Stati Uniti. Il direttore del Nih smentisce il segretario alla Salute Kennedy: “Nessuno studio collega i vaccini all’autismo”

Il direttore del Nih, in audizione al Senato, ha affermato che non esiste alcuno studio scientifico che provi un legame tra vaccini e autismo. L'audizione evidenzia una frattura netta tra l'evidenza scientifica e le posizioni politiche del segretario alla Salute.

Un netto scostamento dalle posizioni del suo superiore politico è emerso oggi in un’audizione al Senato degli Stati Uniti. Il direttore dei National Institutes of Health (Nih), Jay Bhattacharya, ha dichiarato pubblicamente di non aver mai visto alcuno studio scientifico che supporti la teoria secondo cui i vaccini causino l’autismo. Un’affermazione che segna una chiara distanza dal Segretario alla Salute Robert F. Kennedy Jr., da tempo sostenitore di speculazioni su un possibile legame.

Durante l’audizione della Commissione Sanità, Istruzione, Lavoro e Pensioni del Senato, presieduta dal senatore Bernie Sanders, Bhattacharya è stato pressato sulla questione. Dopo aver inizialmente chiarito di non credere che il vaccino trivalente MPR (morbillo, parotite, rosolia) causi l’autismo, il direttore Nih ha esteso la risposta a tutti i vaccini: “Non ho visto uno studio che suggerisca che alcun vaccino causi l’autismo”, ha affermato.
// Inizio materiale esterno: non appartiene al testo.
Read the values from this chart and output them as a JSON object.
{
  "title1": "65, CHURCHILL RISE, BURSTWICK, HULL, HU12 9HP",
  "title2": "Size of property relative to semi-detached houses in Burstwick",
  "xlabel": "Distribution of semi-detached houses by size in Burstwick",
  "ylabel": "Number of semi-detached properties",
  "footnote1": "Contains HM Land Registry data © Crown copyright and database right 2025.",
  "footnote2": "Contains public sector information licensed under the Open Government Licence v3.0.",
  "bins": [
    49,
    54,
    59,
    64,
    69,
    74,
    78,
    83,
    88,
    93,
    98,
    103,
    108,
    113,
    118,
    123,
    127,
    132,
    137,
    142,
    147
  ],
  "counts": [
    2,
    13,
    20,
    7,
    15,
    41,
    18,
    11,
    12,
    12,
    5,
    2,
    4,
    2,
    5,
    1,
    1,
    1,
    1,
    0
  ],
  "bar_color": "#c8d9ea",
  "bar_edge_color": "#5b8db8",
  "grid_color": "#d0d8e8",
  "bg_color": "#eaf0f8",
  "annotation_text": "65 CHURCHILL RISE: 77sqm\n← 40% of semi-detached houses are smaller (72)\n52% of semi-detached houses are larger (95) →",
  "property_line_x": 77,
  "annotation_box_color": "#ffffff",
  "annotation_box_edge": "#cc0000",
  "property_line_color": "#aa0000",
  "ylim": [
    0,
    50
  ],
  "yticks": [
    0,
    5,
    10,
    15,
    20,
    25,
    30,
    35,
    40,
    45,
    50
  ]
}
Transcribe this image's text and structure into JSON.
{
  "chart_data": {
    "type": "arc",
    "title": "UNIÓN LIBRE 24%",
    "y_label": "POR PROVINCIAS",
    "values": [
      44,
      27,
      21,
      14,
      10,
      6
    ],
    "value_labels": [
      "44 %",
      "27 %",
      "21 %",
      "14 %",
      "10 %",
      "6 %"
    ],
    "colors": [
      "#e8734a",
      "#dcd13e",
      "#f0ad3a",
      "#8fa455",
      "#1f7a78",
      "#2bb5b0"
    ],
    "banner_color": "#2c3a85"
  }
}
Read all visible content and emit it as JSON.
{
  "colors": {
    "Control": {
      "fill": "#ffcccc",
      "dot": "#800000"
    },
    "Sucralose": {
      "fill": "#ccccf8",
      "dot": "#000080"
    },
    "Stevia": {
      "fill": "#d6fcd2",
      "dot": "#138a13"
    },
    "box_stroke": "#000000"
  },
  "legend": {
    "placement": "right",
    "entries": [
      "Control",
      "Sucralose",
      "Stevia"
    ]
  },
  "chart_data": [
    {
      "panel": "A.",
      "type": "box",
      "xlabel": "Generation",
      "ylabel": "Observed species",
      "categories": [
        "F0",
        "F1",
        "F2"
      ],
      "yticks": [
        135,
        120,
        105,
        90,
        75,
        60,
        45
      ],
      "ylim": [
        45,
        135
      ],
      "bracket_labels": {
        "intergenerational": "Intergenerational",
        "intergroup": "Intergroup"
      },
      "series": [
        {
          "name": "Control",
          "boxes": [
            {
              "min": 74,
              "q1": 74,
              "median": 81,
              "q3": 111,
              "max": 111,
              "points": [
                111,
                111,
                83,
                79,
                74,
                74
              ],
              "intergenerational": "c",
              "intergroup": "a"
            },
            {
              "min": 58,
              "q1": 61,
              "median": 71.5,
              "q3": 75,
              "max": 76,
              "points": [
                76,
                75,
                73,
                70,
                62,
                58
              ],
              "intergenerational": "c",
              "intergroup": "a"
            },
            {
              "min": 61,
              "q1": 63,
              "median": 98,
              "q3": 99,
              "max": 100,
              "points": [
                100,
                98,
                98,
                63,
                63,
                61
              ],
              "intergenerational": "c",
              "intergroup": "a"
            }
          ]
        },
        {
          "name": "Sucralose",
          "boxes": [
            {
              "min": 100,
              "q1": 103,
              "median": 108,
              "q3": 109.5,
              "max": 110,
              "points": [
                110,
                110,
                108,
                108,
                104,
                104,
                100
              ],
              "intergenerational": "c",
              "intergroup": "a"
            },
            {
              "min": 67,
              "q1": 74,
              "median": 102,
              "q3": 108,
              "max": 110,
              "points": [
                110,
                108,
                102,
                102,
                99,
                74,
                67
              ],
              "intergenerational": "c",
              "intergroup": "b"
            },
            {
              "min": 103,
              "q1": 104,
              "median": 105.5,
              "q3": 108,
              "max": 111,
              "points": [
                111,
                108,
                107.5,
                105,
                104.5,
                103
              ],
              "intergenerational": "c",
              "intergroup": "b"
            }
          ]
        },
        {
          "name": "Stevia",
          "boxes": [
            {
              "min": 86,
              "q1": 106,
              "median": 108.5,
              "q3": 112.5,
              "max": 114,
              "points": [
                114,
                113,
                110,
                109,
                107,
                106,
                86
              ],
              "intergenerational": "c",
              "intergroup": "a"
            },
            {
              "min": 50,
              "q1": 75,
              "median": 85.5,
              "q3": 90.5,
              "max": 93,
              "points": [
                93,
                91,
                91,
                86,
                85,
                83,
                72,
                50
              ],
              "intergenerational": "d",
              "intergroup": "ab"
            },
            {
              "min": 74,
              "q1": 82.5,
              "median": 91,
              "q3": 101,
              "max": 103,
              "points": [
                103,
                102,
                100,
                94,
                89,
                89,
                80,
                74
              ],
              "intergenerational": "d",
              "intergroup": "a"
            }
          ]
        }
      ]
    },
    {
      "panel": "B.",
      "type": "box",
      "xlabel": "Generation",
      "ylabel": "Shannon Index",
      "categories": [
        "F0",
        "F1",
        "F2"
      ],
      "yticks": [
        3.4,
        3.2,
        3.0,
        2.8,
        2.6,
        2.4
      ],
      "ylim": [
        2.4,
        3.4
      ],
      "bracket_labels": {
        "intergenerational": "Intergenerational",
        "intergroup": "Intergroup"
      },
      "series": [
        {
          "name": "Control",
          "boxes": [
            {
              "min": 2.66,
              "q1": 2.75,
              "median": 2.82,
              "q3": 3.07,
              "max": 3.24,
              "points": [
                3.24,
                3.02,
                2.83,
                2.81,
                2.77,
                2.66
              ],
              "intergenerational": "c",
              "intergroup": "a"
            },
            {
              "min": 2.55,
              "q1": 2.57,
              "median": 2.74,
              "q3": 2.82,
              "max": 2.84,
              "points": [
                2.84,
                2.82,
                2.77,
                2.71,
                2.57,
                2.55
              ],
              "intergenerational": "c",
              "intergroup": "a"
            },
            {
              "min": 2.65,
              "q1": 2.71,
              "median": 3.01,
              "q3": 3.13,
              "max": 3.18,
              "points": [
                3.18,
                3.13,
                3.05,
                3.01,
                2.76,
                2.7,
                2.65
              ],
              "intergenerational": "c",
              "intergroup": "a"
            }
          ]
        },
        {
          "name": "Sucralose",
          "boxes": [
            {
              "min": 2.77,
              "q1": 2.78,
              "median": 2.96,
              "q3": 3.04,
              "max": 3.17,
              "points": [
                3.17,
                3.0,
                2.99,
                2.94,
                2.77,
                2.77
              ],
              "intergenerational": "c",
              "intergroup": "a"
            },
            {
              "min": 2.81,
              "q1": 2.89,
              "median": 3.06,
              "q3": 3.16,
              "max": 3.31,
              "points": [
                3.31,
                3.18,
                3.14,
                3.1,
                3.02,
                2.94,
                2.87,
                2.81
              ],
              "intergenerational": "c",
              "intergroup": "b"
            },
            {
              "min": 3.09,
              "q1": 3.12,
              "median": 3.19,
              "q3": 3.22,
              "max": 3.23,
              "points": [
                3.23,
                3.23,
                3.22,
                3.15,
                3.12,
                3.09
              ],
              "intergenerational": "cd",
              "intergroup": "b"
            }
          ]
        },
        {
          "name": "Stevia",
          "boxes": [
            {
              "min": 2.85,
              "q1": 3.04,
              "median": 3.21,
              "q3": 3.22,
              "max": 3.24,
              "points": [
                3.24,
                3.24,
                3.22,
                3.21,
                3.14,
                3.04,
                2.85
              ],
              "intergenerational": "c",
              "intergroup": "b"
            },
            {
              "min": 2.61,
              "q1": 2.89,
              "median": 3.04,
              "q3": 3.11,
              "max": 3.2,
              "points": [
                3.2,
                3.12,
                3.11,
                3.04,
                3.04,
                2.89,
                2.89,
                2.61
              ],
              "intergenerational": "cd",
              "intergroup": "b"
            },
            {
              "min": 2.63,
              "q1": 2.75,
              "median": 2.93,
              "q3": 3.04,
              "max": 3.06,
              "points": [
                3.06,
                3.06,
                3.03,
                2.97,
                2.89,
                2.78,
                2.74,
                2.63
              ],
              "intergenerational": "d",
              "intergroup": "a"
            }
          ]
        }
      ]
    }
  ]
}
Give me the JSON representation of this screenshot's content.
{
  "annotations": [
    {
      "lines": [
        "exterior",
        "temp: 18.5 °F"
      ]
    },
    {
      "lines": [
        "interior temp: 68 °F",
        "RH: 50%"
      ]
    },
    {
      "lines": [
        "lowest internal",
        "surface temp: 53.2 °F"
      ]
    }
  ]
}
La presa di posizione assume un significato politico particolare alla luce delle recenti mosse di Kennedy. La scorsa settimana, infatti, il Segretario alla Salute ha completamente rinnovato un comitato federale sull’autismo, nominando diversi critici noti dei vaccini. Dinanzi a questa svolta, la senatrice democratica Maggie Hassan ha chiesto ulteriori chiarimenti a Bhattacharya, ottenendo una replica ferma: “Non ho visto prove che i vaccini causino l’autismo”. Il direttore ha precisato che mentre il legame con il vaccino MPR è stato ampiamente smentito, altri vaccini sono “meno studiati” sotto questo profilo.

La senatrice Hassan ha replicato con forza, definendo la teoria “confutata da un’ampia serie di studi che coinvolgono oltre un milione di bambini”, aggiungendo che “riaprire teorie già smentite non ci avvicina alla risposta su cosa causi l’autismo”.

Le dichiarazioni di Bhattacharya pongono ora l’amministrazione in una posizione scomoda, evidenziando una frattura tra la massima autorità scientifica della sanità pubblica americana e il suo superiore politico. Kennedy ha ripetutamente sostenuto in passato che il conservante a base di mercurio, il thimerosal, presente in alcuni vaccini, causi disturbi neurologici infantili, in particolare l’autismo. Tuttavia, i vaccini MPR non contengono più da tempo questa sostanza.

Eppure, durante le sue audizioni, Kennedy si era mostrato irremovibile, affermando che un eventuale legame tra vaccini e autismo “non era stato smentito”. Oggi, la testimonianza del suo principale scienziato sembra suggerire il contrario, rimarcando il conflitto tra evidenza scientifica e posizioni politiche in un dibattito che continua a dividere l’opinione pubblica americana.